Native American Heritage Month

Flag of the Haudenosaunee Confederacy.
Land Acknowledgment Statement

We would like to begin by acknowledging the land on which the University at Buffalo operates, which is the territory of the Seneca Nation, a member of the Haudenosaunee/Six Nations Confederacy. This territory is covered by The Dish with One Spoon Treaty of Peace and Friendship, a pledge to peaceably share and care for the resources around the Great Lakes. It is also covered by the 1794 Treaty of Canandaigua, between the United States Government and the Six Nations Confederacy, which further affirmed Haudenosaunee land rights and sovereignty in the State of New York. Today, this region is still the home to the Haudenosaunee people, and we are grateful for the opportunity to live, work, and share ideas in this territory.

November is National American Indian Heritage Month. The Office of Inclusion and Cultural Enhancement joins in the celebration of the rich ancestry and traditions of Native Americans and hopes to raise awareness about the challenges Native people experience to this day, and ways they have worked to overcome them.
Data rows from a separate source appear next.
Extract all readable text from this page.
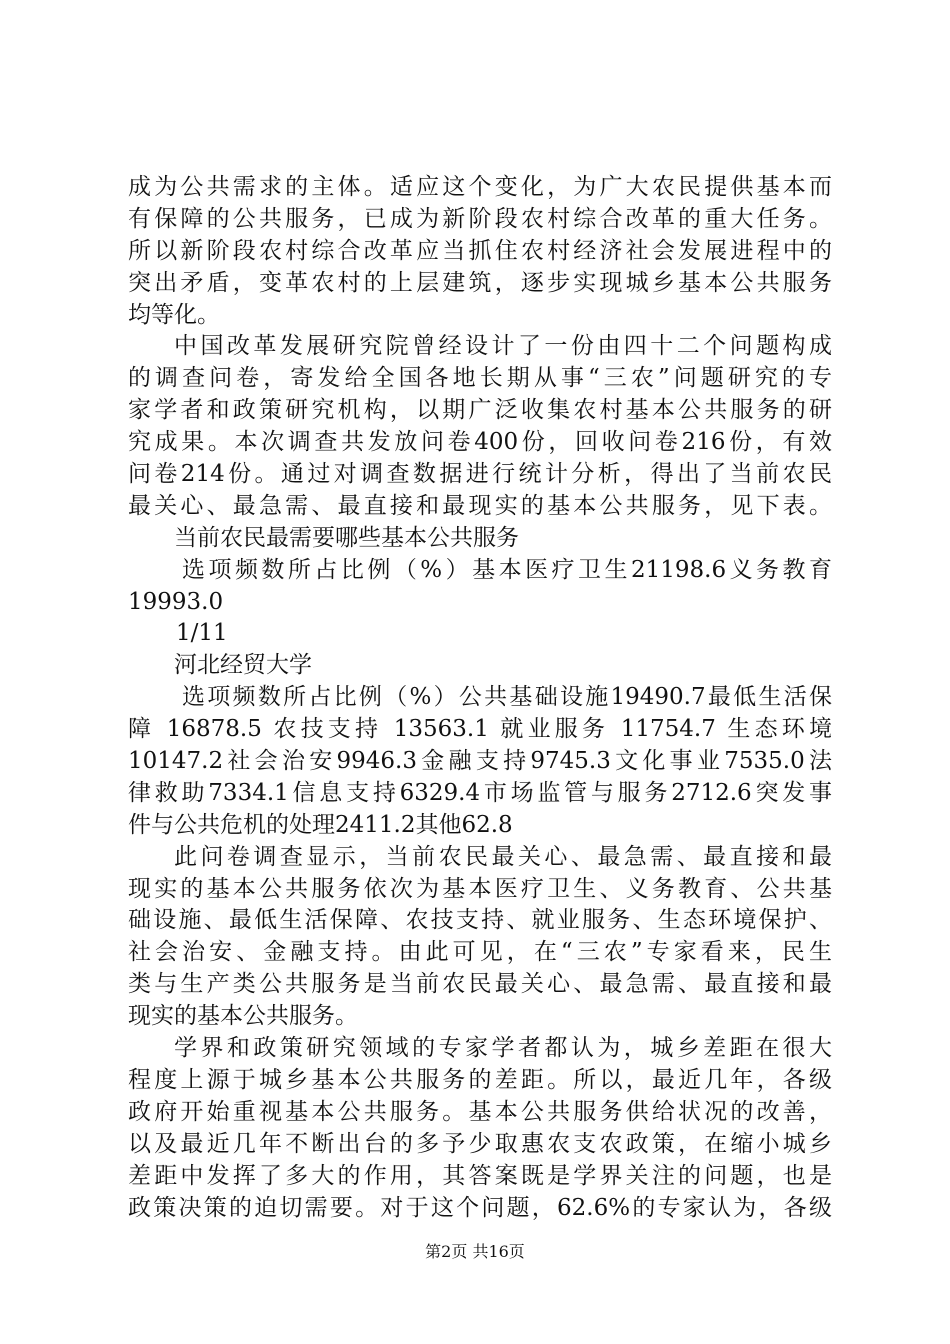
成为公共需求的主体。适应这个变化，为广大农民提供基本而

有保障的公共服务，已成为新阶段农村综合改革的重大任务。

所以新阶段农村综合改革应当抓住农村经济社会发展进程中的

突出矛盾，变革农村的上层建筑，逐步实现城乡基本公共服务

均等化。

中国改革发展研究院曾经设计了一份由四十二个问题构成

的调查问卷，寄发给全国各地长期从事“三农”问题研究的专

家学者和政策研究机构，以期广泛收集农村基本公共服务的研

究成果。本次调查共发放问卷400份，回收问卷216份，有效

问卷214份。通过对调查数据进行统计分析，得出了当前农民

最关心、最急需、最直接和最现实的基本公共服务，见下表。

当前农民最需要哪些基本公共服务

选项频数所占比例（%）基本医疗卫生21198.6义务教育

19993.0

1/11

河北经贸大学

选项频数所占比例（%）公共基础设施19490.7最低生活保

障 16878.5 农技支持 13563.1 就业服务 11754.7 生态环境

10147.2社会治安9946.3金融支持9745.3文化事业7535.0法

律救助7334.1信息支持6329.4市场监管与服务2712.6突发事

件与公共危机的处理2411.2其他62.8

此问卷调查显示，当前农民最关心、最急需、最直接和最

现实的基本公共服务依次为基本医疗卫生、义务教育、公共基

础设施、最低生活保障、农技支持、就业服务、生态环境保护、

社会治安、金融支持。由此可见，在“三农”专家看来，民生

类与生产类公共服务是当前农民最关心、最急需、最直接和最

现实的基本公共服务。

学界和政策研究领域的专家学者都认为，城乡差距在很大

程度上源于城乡基本公共服务的差距。所以，最近几年，各级

政府开始重视基本公共服务。基本公共服务供给状况的改善，

以及最近几年不断出台的多予少取惠农支农政策，在缩小城乡

差距中发挥了多大的作用，其答案既是学界关注的问题，也是

政策决策的迫切需要。对于这个问题，62.6%的专家认为，各级

第2页 共16页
From 1916 with "American Indian Day" celebrated for the first time in the state of New York, to the official " Native American Heritage Month" recognized in 1990 we want to explore resources to learn about Indigenous history and its heritage.

Also known as American Indian and Alaska Native Heritage Month, during the month of November we recognize the history, culture, and contributions of our nation's first people.